The sitter was the daughter of Thomas Moore of Philadelphia, sometime associate of the chemical firm of Powers and Weightman. She was the wife (after 1886) of the Chicago railway magnate (Born Philadelphia June 25, 1837, died December 29, 1905), who helped finance, organise and manage London’s Underground system. He presented a telescope costing about $400,000 to the University of Chicago (Yerkes Observatory, Lake Geneva, Wisconsin). A photograph of the sitter is in the Chicago Historical Society (negative 53,951). Mrs Yerkes was also painted three-quarter length by Benjamin Constant in 1901 (sold Sotheby’s, New York, October 28, 1986). A year after the death of her husband she married Wilson Mizner (1876-1933) playwright, raconteur, entrepreneur and crook (brother of the more famous Addison Mizner, the Florida-based architect) within a month of her husband’s death, but divorced him in May 1907.
The New York Daily News, January 30, 1892, and The Social Truth, Saturday, April 23, 1892, both said that Muller-Ury is about to start a portrait of this sitter, but as the located pastel and the oil portrait (unlocated) are both dated 1891 it must be supposed that the works were executed towards the end of the previous year and the newspapers had only just learned this information.
When Mrs Yerkes died in April 1910, her sister Mrs. Anna Hurlock Sims of Bronxville, NY was the largest beneficiary receiving $100,000 and jewellery, furs, clothes and books, and smaller equal parts to two other sisters Martha Ella Stockton and Eliza Markley Sanderson, brothers, Thomas, William S., George P., and Powers M. Moore, and a ninth portion divided between nephew Rodney Sanderson and niece Claire Adelaide Sanderson.

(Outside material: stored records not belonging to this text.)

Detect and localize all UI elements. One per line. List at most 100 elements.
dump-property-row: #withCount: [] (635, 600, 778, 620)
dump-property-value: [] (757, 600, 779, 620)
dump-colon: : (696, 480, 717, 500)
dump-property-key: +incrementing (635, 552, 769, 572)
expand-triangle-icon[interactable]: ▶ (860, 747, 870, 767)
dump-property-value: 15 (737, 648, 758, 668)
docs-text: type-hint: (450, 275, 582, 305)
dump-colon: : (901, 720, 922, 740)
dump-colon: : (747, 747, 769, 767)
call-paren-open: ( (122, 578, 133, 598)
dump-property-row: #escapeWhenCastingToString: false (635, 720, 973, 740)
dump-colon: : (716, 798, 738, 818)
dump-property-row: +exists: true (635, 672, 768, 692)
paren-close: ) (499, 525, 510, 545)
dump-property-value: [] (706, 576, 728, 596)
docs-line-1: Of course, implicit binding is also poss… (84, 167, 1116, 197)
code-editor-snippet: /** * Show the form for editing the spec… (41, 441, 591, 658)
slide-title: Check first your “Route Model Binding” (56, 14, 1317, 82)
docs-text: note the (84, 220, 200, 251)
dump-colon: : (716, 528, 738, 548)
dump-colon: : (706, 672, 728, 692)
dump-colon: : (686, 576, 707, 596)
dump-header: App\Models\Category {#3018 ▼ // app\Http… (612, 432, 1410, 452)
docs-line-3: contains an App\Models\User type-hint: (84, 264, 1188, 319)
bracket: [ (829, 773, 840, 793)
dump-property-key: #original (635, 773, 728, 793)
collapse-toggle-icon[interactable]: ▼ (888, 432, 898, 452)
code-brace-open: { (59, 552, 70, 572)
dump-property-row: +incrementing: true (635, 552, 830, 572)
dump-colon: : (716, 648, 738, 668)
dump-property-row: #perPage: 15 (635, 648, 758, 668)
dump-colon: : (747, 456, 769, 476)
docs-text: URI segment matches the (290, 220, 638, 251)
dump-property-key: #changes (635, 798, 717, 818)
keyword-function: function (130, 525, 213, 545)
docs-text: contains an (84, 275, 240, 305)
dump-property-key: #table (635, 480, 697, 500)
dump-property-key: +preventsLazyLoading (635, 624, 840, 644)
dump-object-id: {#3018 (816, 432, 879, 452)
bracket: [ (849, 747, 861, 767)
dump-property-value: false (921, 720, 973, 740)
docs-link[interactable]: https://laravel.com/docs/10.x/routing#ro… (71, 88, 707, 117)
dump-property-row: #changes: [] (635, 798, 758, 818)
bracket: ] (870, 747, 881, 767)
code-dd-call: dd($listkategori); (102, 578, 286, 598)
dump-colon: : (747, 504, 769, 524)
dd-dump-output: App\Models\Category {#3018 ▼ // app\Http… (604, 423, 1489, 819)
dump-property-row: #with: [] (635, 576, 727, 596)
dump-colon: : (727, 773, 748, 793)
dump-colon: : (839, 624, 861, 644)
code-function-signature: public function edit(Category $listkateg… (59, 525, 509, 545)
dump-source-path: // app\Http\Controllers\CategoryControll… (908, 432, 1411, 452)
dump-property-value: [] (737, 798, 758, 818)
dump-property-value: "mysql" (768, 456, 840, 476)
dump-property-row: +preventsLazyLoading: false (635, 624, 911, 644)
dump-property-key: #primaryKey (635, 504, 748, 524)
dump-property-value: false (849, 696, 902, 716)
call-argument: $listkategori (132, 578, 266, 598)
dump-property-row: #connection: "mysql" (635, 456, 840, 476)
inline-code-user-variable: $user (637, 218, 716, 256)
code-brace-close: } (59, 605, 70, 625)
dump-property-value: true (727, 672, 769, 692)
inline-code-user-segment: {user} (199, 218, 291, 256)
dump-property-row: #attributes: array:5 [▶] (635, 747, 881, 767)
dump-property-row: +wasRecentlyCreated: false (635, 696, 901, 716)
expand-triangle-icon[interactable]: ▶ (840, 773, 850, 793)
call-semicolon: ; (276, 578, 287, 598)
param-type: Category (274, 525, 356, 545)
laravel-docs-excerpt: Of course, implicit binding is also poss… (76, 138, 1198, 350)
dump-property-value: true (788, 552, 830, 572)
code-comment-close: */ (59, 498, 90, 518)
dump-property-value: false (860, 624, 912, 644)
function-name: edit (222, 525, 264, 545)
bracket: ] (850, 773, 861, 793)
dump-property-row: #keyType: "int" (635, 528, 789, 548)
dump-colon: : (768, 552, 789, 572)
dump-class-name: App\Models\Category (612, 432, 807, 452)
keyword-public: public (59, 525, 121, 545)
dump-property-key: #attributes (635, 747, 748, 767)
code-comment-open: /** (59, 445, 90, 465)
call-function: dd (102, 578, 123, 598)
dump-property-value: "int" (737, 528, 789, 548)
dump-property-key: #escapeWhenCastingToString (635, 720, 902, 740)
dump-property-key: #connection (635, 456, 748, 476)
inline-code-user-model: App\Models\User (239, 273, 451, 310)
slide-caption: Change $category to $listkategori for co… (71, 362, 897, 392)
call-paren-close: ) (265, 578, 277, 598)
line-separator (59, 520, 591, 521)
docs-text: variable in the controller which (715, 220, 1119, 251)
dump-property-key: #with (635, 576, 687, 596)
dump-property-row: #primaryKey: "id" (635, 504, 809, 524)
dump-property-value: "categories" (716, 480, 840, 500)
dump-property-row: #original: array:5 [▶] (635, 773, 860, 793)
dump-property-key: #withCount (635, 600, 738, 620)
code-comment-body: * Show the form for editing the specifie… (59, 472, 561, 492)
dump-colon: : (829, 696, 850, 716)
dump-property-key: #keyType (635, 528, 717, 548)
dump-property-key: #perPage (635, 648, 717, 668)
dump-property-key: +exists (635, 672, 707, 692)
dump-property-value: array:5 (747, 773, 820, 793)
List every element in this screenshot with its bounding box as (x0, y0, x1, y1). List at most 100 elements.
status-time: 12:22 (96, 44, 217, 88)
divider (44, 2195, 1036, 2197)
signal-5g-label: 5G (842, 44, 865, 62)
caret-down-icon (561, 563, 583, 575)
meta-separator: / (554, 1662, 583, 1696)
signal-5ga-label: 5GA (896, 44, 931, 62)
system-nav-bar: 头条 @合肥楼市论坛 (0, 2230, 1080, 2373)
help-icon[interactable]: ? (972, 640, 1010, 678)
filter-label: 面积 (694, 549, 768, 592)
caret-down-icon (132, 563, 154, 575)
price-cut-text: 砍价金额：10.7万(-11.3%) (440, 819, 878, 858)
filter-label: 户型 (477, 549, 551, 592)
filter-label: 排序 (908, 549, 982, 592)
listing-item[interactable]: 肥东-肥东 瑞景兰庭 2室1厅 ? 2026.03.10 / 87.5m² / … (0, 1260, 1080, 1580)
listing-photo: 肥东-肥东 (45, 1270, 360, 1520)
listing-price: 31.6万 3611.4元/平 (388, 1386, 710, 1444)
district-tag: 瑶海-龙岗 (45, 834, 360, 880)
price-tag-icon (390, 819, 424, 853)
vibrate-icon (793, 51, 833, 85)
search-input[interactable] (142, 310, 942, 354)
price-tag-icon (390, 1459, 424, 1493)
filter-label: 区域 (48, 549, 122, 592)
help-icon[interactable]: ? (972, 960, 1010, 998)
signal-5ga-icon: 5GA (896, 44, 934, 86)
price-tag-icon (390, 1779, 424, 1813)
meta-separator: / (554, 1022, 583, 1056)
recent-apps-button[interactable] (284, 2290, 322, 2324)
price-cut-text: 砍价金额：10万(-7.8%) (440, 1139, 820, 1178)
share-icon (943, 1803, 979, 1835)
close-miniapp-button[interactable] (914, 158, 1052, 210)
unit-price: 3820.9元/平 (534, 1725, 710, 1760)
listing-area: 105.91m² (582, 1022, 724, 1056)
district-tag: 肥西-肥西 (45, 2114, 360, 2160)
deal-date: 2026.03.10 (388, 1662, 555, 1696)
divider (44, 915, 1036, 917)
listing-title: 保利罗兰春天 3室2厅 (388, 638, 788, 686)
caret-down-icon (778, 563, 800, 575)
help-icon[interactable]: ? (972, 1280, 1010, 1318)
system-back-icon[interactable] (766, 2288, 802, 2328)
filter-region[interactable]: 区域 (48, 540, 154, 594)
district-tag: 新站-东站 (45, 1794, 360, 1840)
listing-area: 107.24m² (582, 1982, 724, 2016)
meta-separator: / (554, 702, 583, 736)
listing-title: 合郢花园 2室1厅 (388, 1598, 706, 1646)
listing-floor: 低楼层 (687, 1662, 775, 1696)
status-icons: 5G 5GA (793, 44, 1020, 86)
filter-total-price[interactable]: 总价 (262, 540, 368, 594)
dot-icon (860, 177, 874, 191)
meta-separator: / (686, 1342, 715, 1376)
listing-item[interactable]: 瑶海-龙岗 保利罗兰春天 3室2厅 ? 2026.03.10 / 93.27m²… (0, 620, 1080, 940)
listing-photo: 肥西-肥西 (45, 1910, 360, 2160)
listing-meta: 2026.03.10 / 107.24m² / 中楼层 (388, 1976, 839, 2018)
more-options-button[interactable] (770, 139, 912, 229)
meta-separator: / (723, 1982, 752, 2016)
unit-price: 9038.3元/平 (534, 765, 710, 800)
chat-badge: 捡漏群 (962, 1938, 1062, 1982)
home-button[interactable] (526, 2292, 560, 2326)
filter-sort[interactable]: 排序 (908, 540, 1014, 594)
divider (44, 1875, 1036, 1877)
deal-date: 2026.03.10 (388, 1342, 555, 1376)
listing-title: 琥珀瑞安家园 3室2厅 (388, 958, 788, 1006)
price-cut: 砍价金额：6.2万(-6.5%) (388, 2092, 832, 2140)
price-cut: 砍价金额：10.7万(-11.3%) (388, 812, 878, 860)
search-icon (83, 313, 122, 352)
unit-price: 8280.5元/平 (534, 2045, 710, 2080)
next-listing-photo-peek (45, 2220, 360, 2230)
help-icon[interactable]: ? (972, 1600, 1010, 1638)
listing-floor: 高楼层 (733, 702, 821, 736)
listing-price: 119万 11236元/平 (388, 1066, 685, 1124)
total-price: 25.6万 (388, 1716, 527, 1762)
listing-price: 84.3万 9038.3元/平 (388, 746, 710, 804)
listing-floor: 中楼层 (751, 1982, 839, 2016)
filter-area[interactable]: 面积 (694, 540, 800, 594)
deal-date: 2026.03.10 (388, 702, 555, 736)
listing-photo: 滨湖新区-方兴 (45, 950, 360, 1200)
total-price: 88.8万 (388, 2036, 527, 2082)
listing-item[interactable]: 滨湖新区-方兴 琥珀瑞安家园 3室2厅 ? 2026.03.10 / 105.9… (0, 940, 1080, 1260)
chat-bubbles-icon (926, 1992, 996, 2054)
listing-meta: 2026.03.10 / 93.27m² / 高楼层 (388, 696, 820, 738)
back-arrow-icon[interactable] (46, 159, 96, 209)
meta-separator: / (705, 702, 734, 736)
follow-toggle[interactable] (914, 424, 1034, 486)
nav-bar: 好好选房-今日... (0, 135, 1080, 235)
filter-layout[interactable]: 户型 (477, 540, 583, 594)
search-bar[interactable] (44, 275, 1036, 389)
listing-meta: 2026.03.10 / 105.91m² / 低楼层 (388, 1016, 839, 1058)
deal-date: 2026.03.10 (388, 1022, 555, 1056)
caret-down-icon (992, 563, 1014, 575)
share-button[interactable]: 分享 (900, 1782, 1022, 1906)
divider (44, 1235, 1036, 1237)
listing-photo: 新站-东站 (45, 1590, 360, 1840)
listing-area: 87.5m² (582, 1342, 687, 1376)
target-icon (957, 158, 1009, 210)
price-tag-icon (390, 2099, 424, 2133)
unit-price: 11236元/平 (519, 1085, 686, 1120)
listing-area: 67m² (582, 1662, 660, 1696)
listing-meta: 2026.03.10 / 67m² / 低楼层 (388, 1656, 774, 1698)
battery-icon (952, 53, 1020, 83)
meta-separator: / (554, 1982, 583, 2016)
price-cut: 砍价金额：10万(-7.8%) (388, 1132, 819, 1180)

The pastel apparently shows some differences with the lost oil painting. The pastel shows a slightly fuller figure, fairer hair and a less defined face and complexion; indeed the medium seems to have allowed a less distinct handling of the figure altogether. The dress, however, is beautifully handled in the pastel, but has what looks like two pale pink flowers in the great gathered puff of the sleeve in place of two dark ones in the oil, which even in the old photograph appears sharper and more defined as is expected of oil painting.